Na contramão do debate sobre as soluções para o combate à desigualdade social, que conta com apoio do FMI – Fundo Monetário Internacional à proposta de tributação para os mais ricos, o Brasil subverte a ordem da caminhada mundial e estipula na sua legislação que as pessoas que ganham lucros e dividendos de empresas não paguem imposto sobre eles, continuando a caber à classe média e aos pobres o peso dos tributos. É um quadro mundial de espoliação das classes trabalhadoras para o deleite da usura dos mais ricos, e essas mudanças começam a ser sentidas em passos acelerados por essas bandas tropicais.
Movimentos recrudescedores se alastram diariamente em todos os setores da sociedade. Vivemos em um momento de tensão, e precisamos ficar atentos aos tentáculos nocivos dos detentores do dinheiro e do poder. O desprezo pela população mais pobre se alastra como vírus no tecido social. Mais uma vez, a segurança pública é acionada para a contenção dos anseios do povo, utilizando para isso os novos capitães do mato.
Os pobres demonizados são traduzidos como marginais, cúmplices de traficantes, acoitadores de bandidos, sem chance de terem seus direitos respeitados. Foi o caso visto na Maré, com suas crianças que aparecem nas fotos de jornais não como pequenos em um momento de lazer, se divertindo em um dia de calor, mas como pano de fundo de matéria sobre o tráfico de drogas publicada pela mídia escravagista.

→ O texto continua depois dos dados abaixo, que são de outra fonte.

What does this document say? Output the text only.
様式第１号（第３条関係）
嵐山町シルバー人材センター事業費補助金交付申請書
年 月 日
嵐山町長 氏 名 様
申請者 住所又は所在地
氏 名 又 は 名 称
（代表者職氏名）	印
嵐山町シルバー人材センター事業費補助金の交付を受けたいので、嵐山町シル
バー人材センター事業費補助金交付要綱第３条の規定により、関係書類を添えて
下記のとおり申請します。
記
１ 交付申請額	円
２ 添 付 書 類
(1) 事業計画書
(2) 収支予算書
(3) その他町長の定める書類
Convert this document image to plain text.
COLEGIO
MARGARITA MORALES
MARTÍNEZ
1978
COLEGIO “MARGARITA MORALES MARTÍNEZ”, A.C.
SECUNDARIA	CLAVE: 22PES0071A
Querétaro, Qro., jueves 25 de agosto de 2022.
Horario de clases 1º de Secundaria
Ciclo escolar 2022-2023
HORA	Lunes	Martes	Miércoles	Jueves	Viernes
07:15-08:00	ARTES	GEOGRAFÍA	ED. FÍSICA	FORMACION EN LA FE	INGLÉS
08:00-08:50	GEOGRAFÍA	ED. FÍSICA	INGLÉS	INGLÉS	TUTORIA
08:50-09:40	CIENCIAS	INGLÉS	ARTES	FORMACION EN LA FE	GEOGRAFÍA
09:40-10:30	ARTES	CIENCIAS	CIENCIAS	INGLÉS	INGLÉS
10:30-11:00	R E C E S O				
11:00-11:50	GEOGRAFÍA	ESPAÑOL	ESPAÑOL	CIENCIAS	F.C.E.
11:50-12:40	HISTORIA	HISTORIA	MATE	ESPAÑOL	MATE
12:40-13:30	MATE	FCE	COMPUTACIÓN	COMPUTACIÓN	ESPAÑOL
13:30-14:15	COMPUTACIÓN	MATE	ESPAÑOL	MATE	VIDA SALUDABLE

Triste dias estes que estamos vivendo. É doloroso observar o desmonte de avanços sociais importantes em áreas estratégicas e estruturais para o país. É revoltante ver a avareza, a ganância, o abuso da elite social para garantir o poder e o patrimônio das sucessivas gerações das atuais capitanias hereditárias. Para isso exercitam o encarceramento em massa dos jovens pretos, pobres, favelados vistos como um possível exército do lumpemproletariado; para eles, a pena, a punição, o martírio, o tormento, o suplício. Oprimem, violam, humilham os desprovidos, segregam ao gueto as novas gerações.
Estamos no centro de tempos de descaso com a dignidade humana. Os números da riqueza mundial nos sinaliza o quanto somos sugados, espoliados, desmerecidos – tudo para manter o status quo de uma elite branca, reacionária, escravagista.
É o fascismo chegando, mas, para nós, é um tempo afirmativo. Organizem-se, reagrupem-se! A resposta está nas urnas.